Si vous avez suivi l’enseignement d’un Sensei japonais, vous savez qu’il parle peu. Ce n'est pas seulement une question de langue, mais une philosophie profonde. En japonais, "apprendre" (Manabe) vient de Manebu : Imiter.

Le Concept Shu Ha Ri

  • Shu (Protéger) : On imite fidèlement la forme sans discuter.
  • Ha (Casser) : On commence à expérimenter et innover.
  • Ri (S'affranchir) : On atteint la créativité pure.

Il y a 50 ans, le seul mot autorisé était « Oss ». Poser un "pourquoi" technique entraînait une réponse cinglante : « Garde les yeux ouverts » ou « Entraîne-toi plus ».

Le danger de la compréhension intellectuelle

En Occident, nous adorons la logique. Mais au Japon, on considère les mots comme imparfaits pour décrire le corps. Expliquer le Ki ou le Gamaku à un débutant, c'est comme apprendre la brasse papillon à quelqu'un qui ne sait pas encore flotter. On crée une illusion de savoir qui freine la progression réelle.

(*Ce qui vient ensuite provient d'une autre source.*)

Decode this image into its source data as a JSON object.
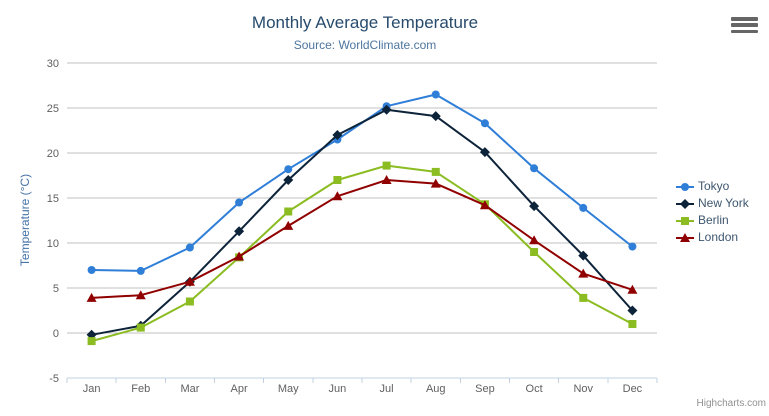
{
  "page": {
    "credits": "Highcharts.com"
  },
  "icons": {
    "export_menu": "hamburger-icon"
  },
  "colors": {
    "background": "#FFFFFF",
    "title": "#274b6d",
    "subtitle": "#4d759e",
    "yaxis_title": "#4572A7",
    "axis_labels": "#606060",
    "grid_line": "#C0C0C0",
    "axis_line": "#C0D0E0",
    "legend_text": "#3E576F",
    "credits": "#909090",
    "export_icon": "#666666"
  },
  "chart_data": {
    "type": "line",
    "title": "Monthly Average Temperature",
    "subtitle": "Source: WorldClimate.com",
    "xlabel": "",
    "ylabel": "Temperature (°C)",
    "ylim": [
      -5,
      30
    ],
    "ytick_step": 5,
    "grid": true,
    "legend_position": "right-middle-vertical",
    "categories": [
      "Jan",
      "Feb",
      "Mar",
      "Apr",
      "May",
      "Jun",
      "Jul",
      "Aug",
      "Sep",
      "Oct",
      "Nov",
      "Dec"
    ],
    "series": [
      {
        "name": "Tokyo",
        "color": "#2f7ed8",
        "marker": "circle",
        "values": [
          7.0,
          6.9,
          9.5,
          14.5,
          18.2,
          21.5,
          25.2,
          26.5,
          23.3,
          18.3,
          13.9,
          9.6
        ]
      },
      {
        "name": "New York",
        "color": "#0d233a",
        "marker": "diamond",
        "values": [
          -0.2,
          0.8,
          5.7,
          11.3,
          17.0,
          22.0,
          24.8,
          24.1,
          20.1,
          14.1,
          8.6,
          2.5
        ]
      },
      {
        "name": "Berlin",
        "color": "#8bbc21",
        "marker": "square",
        "values": [
          -0.9,
          0.6,
          3.5,
          8.4,
          13.5,
          17.0,
          18.6,
          17.9,
          14.3,
          9.0,
          3.9,
          1.0
        ]
      },
      {
        "name": "London",
        "color": "#910000",
        "marker": "triangle",
        "values": [
          3.9,
          4.2,
          5.7,
          8.5,
          11.9,
          15.2,
          17.0,
          16.6,
          14.2,
          10.3,
          6.6,
          4.8
        ]
      }
    ]
  }
}
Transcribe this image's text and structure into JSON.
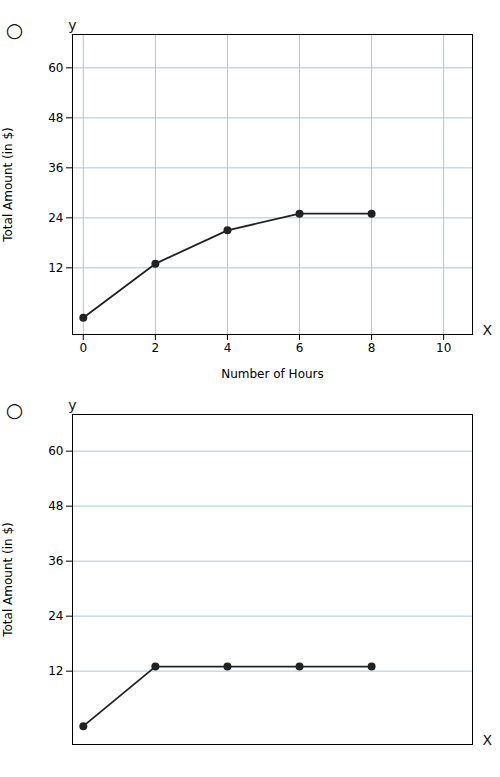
{
  "chart_data": [
    {
      "type": "line",
      "x": [
        0,
        2,
        4,
        6,
        8
      ],
      "values": [
        0,
        13,
        21,
        25,
        25
      ],
      "xlabel": "Number of Hours",
      "ylabel": "Total Amount (in $)",
      "xlim": [
        -0.3,
        10.8
      ],
      "ylim": [
        -4,
        68
      ],
      "xticks": [
        0,
        2,
        4,
        6,
        8,
        10
      ],
      "yticks": [
        12,
        24,
        36,
        48,
        60
      ],
      "grid": true,
      "marker": "circle",
      "color": "#222222",
      "annotations": [
        {
          "text": "X"
        },
        {
          "text": "y"
        },
        {
          "text": "○"
        }
      ]
    },
    {
      "type": "line",
      "x": [
        0,
        2,
        4,
        6,
        8
      ],
      "values": [
        0,
        13,
        13,
        13,
        13
      ],
      "ylabel": "Total Amount (in $)",
      "xlim": [
        -0.3,
        10.8
      ],
      "ylim": [
        -4,
        68
      ],
      "yticks": [
        12,
        24,
        36,
        48,
        60
      ],
      "grid": true,
      "tick_labels": "y",
      "marker": "circle",
      "color": "#222222",
      "annotations": [
        {
          "text": "X"
        },
        {
          "text": "y"
        },
        {
          "text": "○"
        }
      ]
    }
  ]
}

"Voler" la technique : L'exemple du Zen

Au monastère de Sogenji, on n'apprend pas l'illumination dans des livres. On nettoie le jardin, on médite 12 heures et on obéit. Au disciple qui doute, le maître répond : « Ne pense pas, mets-toi au travail ». C'est par l'acte pur que l'esprit se vide et que la technique s'installe.

« La progression en karaté est comme la construction d’un immeuble de 50 étages : sans des fondations physiques robustes, tout s'écroule au premier séisme. »

Conclusion : Le juste équilibre

Certes, en Occident, il faut expliquer. Mais le talent d’un professeur réside dans le dosage. Trop de détails consomment le temps de pratique et polluent l'instinct.